Während Joe Biden als Senator zwischen seinem Wohnort Wilmington in Delaware und Washington pendelte, baute Jill eine eigene Karriere als Lehrerin auf - mit zwei Master-Abschlüssen und schließlich einem Doktortitel in Pädagogik. „Lehrerin zu sein ist nicht, was ich tue, es ist, was ich bin“, schrieb sie in ihren Memoiren.

Bildung ist auch als First Lady ihr großes Thema. Aber auch Soldatenfamilien liegen Jill Biden am Herzen und der Kampf gegen die Volkskrankheit Krebs ist ihr ein Anliegen, seit ihr angenommener Sohn Beau 2015 an einem Hirntumor starb.
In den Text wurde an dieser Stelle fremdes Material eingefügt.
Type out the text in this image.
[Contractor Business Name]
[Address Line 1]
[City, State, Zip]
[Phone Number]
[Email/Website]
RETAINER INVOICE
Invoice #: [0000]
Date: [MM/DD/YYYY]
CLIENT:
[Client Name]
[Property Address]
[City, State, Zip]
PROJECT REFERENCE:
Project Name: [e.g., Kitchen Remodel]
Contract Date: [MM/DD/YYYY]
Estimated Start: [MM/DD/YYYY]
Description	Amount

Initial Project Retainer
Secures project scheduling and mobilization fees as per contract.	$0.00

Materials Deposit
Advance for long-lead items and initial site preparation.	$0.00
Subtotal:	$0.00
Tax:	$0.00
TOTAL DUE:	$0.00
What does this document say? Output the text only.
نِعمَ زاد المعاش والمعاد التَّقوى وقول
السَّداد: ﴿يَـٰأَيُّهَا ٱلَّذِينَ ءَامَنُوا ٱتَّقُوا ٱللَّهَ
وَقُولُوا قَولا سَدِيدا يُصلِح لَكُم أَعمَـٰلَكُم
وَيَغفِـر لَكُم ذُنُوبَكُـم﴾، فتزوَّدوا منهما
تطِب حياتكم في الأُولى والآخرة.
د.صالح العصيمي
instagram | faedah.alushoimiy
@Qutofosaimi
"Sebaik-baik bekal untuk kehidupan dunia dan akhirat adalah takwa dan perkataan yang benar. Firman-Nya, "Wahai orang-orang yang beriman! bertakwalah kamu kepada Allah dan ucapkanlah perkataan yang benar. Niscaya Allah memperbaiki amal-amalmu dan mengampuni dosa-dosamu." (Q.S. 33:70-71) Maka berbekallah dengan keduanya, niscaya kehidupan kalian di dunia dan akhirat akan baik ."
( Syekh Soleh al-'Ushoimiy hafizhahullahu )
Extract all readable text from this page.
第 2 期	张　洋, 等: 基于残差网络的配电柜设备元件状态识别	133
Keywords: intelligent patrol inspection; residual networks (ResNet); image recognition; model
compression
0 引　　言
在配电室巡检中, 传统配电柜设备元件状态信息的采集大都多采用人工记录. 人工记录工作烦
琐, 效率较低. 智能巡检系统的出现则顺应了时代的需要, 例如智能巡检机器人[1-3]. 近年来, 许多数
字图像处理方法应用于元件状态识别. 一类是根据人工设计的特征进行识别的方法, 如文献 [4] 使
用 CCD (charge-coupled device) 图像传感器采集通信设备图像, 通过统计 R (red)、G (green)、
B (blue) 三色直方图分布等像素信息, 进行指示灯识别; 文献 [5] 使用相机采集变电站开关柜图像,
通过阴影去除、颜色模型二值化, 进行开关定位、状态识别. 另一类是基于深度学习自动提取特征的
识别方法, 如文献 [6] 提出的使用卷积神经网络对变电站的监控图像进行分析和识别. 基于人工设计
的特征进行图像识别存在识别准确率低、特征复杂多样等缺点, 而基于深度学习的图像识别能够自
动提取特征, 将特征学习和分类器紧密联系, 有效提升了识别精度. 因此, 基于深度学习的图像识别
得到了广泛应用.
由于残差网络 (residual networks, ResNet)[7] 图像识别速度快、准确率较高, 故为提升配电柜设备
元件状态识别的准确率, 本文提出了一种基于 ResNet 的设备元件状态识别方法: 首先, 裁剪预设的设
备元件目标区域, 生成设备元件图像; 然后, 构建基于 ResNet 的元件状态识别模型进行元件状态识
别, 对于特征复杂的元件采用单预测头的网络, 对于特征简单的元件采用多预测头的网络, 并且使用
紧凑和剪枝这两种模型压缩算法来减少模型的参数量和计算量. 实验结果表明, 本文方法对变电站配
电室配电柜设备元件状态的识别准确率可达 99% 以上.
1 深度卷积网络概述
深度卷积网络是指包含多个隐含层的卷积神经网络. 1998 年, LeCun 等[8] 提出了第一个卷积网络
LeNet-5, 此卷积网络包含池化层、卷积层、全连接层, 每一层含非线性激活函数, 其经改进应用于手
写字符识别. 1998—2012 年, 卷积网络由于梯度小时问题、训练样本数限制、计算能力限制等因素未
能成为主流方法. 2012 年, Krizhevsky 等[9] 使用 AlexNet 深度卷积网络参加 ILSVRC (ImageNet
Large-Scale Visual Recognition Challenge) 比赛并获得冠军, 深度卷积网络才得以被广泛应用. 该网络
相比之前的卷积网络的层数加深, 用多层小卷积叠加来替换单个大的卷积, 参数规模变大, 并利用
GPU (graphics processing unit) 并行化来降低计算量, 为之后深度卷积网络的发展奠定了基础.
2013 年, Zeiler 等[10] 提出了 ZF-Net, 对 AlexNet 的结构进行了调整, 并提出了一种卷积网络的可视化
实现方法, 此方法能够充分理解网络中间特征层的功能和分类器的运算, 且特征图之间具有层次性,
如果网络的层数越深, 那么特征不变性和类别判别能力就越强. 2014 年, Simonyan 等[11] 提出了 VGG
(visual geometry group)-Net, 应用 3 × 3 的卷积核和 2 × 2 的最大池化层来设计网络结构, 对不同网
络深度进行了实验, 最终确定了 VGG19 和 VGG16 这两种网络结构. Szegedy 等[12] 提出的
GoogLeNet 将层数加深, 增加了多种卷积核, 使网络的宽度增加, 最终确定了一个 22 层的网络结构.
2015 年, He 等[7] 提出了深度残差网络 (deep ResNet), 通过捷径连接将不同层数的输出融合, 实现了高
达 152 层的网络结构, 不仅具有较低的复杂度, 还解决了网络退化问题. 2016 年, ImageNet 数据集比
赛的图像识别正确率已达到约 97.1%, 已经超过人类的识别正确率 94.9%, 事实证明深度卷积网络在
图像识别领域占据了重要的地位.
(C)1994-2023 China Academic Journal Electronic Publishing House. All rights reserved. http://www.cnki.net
Beau Biden (1969 – 2015): In der Familie Biden hat Joseph Robinette „Beau“ Biden III weiter einen wichtigen Platz. 2015 starb Beau mit nur 46 Jahren an einem aggressiven Hirntumor. Doch die Bidens halten sein Andenken lebendig. Beim Nominierungsparteitag 2020 war Beau in einem Einspieler zu sehen, wie er auf dem Parteitag 2012 seinen Vater Joe anmoderierte. „Beau ist nicht länger bei uns, aber wir tragen ihn in unseren Herzen“, sagten seine Geschwister.

Es war der 18. Dezember 1972, als den damals 30-jährigen Joe Biden ein Anruf erreichte: Seine Frau Neilia habe zusammen mit den drei Kindern einen schweren Autounfall gehabt. Bidens Frau und seine 13 Monate alte Tochter Naomi waren sofort tot. Seine Söhne Beau und Hunter lagen mit schweren Verletzungen im Krankenhaus. In die Politgeschichte ging das Bild ein, das den frischgewählten Senator Biden bei seinem Amtseid zeigt – am Krankenbett seiner Söhne.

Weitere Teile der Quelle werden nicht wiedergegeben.